Words are expressed in relation to other words; a “cup,” for example, can be a “container, made of glass, used for drinking.” However, you can only use a cup if you understand that to drink from a cup of water, you hold it in your hand and bring it to your mouth, or that if you drop the cup, it will smash on the floor. Without understanding this, it would be difficult to create a robot that can handle a real cup. In artificial intelligence research, these issues are known as symbol grounding problems, which map symbols onto the real world.
How do humans achieve symbol grounding? Cognitive psychology and cognitive science propose the concept of embodied cognition, where objects are given meaning through interactions with the body and the environment.
To test embodied cognition, the researchers conducted experiments to see how the participants’ brains responded to words that describe objects that can be manipulated by hand, when the participants’ hands could move freely compared to when they were restrained.
“It was very difficult to establish a method for measuring and analyzing brain activity. The first author, Ms. Sae Onishi, worked persistently to come up with a task, in a way that we were able to measure brain activity with sufficient accuracy,” Professor Makioka explained.
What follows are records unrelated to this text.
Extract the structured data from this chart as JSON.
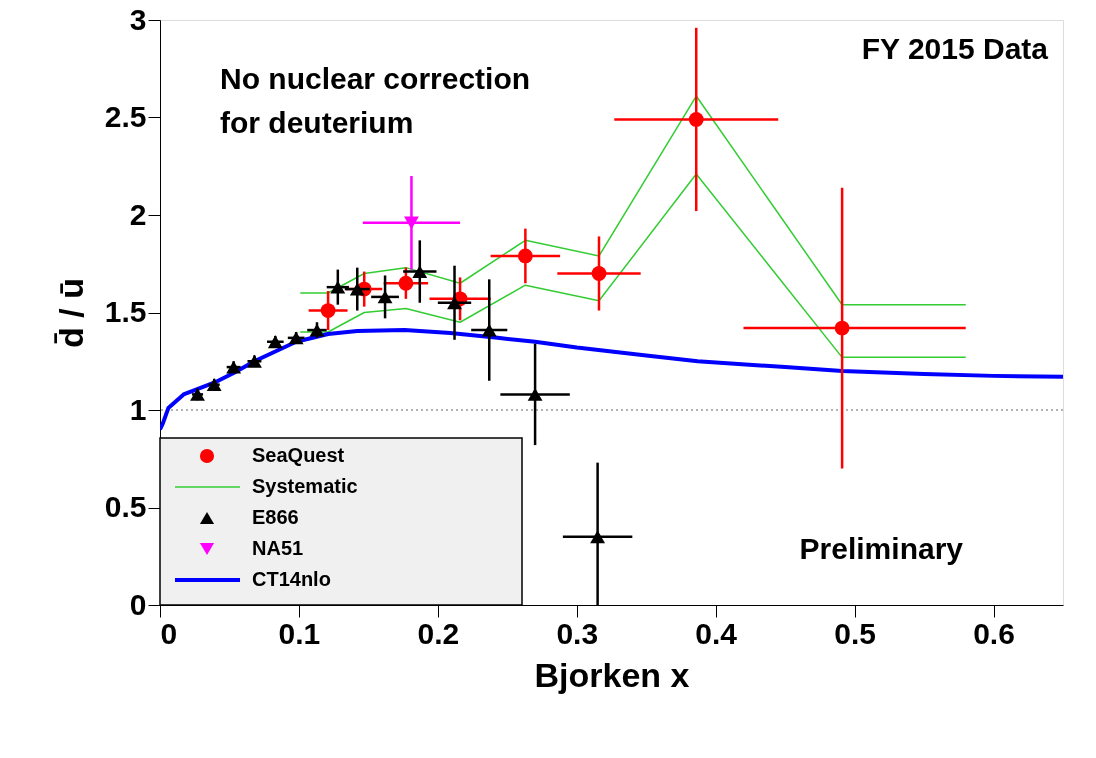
{
  "chart_data": {
    "type": "scatter",
    "xlabel": "Bjorken x",
    "ylabel": "d̄ / ū",
    "annotations": [
      "FY 2015 Data",
      "No nuclear correction\nfor deuterium",
      "Preliminary"
    ],
    "xlim": [
      0,
      0.65
    ],
    "ylim": [
      0,
      3
    ],
    "xticks": [
      0,
      0.1,
      0.2,
      0.3,
      0.4,
      0.5,
      0.6
    ],
    "yticks": [
      0,
      0.5,
      1,
      1.5,
      2,
      2.5,
      3
    ],
    "legend": "bottom left",
    "ref_lines": [
      {
        "axis": "y",
        "value": 1,
        "color": "#999999",
        "line_style": "dotted"
      }
    ],
    "series": [
      {
        "name": "SeaQuest",
        "marker": "circle",
        "color": "#ff0000",
        "x": [
          0.121,
          0.147,
          0.177,
          0.216,
          0.263,
          0.316,
          0.386,
          0.491
        ],
        "values": [
          1.51,
          1.62,
          1.65,
          1.57,
          1.79,
          1.7,
          2.49,
          1.42
        ],
        "errors": [
          0.1,
          0.09,
          0.08,
          0.11,
          0.14,
          0.19,
          0.47,
          0.72
        ],
        "xerrors": [
          0.014,
          0.013,
          0.016,
          0.022,
          0.025,
          0.03,
          0.059,
          [
            0.42,
            0.58
          ]
        ]
      },
      {
        "name": "Systematic",
        "type": "line",
        "color": "#33cc33",
        "x": [
          0.101,
          0.121,
          0.147,
          0.177,
          0.216,
          0.263,
          0.316,
          0.386,
          0.491,
          0.58
        ],
        "values": [
          1.6,
          1.6,
          1.7,
          1.73,
          1.65,
          1.87,
          1.79,
          2.61,
          1.54,
          1.54
        ]
      },
      {
        "type": "line",
        "color": "#33cc33",
        "x": [
          0.101,
          0.121,
          0.147,
          0.177,
          0.216,
          0.263,
          0.316,
          0.386,
          0.491,
          0.58
        ],
        "values": [
          1.4,
          1.4,
          1.5,
          1.52,
          1.45,
          1.64,
          1.56,
          2.21,
          1.27,
          1.27
        ]
      },
      {
        "name": "E866",
        "marker": "triangle",
        "color": "#000000",
        "x": [
          0.027,
          0.039,
          0.053,
          0.068,
          0.083,
          0.098,
          0.113,
          0.128,
          0.142,
          0.162,
          0.187,
          0.212,
          0.237,
          0.27,
          0.315
        ],
        "values": [
          1.08,
          1.13,
          1.22,
          1.25,
          1.35,
          1.37,
          1.41,
          1.63,
          1.62,
          1.58,
          1.71,
          1.55,
          1.41,
          1.08,
          0.35
        ],
        "errors": [
          0.03,
          0.03,
          0.03,
          0.03,
          0.03,
          0.03,
          0.04,
          0.09,
          0.11,
          0.11,
          0.16,
          0.19,
          0.26,
          0.26,
          0.38
        ],
        "xerrors": [
          0.004,
          0.004,
          0.005,
          0.005,
          0.006,
          0.006,
          0.007,
          0.008,
          0.009,
          0.01,
          0.012,
          0.012,
          0.013,
          0.025,
          0.025
        ]
      },
      {
        "name": "NA51",
        "marker": "triangle-down",
        "color": "#ff00ff",
        "x": [
          0.181
        ],
        "values": [
          1.96
        ],
        "errors": [
          0.24
        ],
        "xerrors": [
          0.035
        ]
      },
      {
        "name": "CT14nlo",
        "type": "line",
        "color": "#0000ff",
        "x": [
          0.0,
          0.002,
          0.006,
          0.017,
          0.039,
          0.053,
          0.068,
          0.083,
          0.098,
          0.121,
          0.142,
          0.176,
          0.209,
          0.243,
          0.27,
          0.3,
          0.35,
          0.387,
          0.45,
          0.491,
          0.55,
          0.6,
          0.65
        ],
        "values": [
          0.9,
          0.93,
          1.01,
          1.08,
          1.14,
          1.19,
          1.25,
          1.3,
          1.35,
          1.39,
          1.405,
          1.41,
          1.395,
          1.37,
          1.35,
          1.32,
          1.28,
          1.25,
          1.22,
          1.2,
          1.185,
          1.175,
          1.17
        ]
      }
    ]
  }
}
In the experiment, two words such as “cup” and “broom” were presented to participants on a screen. They were asked to compare the relative sizes of the objects those words represented and to verbally answer which object was larger—in this case, “broom.” Comparisons were made between the words, describing two types of objects, hand-manipulable objects, such as “cup” or “broom” and nonmanipulable objects, such as “building” or “lamppost,” to observe how each type was processed.
During the tests, the participants placed their hands on a desk, where they were either free or restrained by a transparent acrylic plate. When the two words were presented on the screen, to answer which one represented a larger object, the participants needed to think of both objects and compare their sizes, forcing them to process each word’s meaning.
Brain activity was measured with functional near-infrared spectroscopy (fNIRS), which has the advantage of taking measurements without imposing further physical constraints. The measurements focused on the interparietal sulcus and the inferior parietal lobule (supramarginal gyrus and angular gyrus) of the left brain, which are responsible for semantic processing related to tools. The speed of the verbal response was measured to determine how quickly the participant answered after the words appeared on the screen.
The results showed that the activity of the left brain in response to hand-manipulable objects was significantly reduced by hand restraints. Verbal responses were also affected by hand constraints. These results indicate that constraining hand movement affects the processing of object-meaning, which supports the idea of embodied cognition. These results suggest that the idea of embodied cognition could also be effective for artificial intelligence to learn the meaning of objects. The paper was published in Scientific Reports.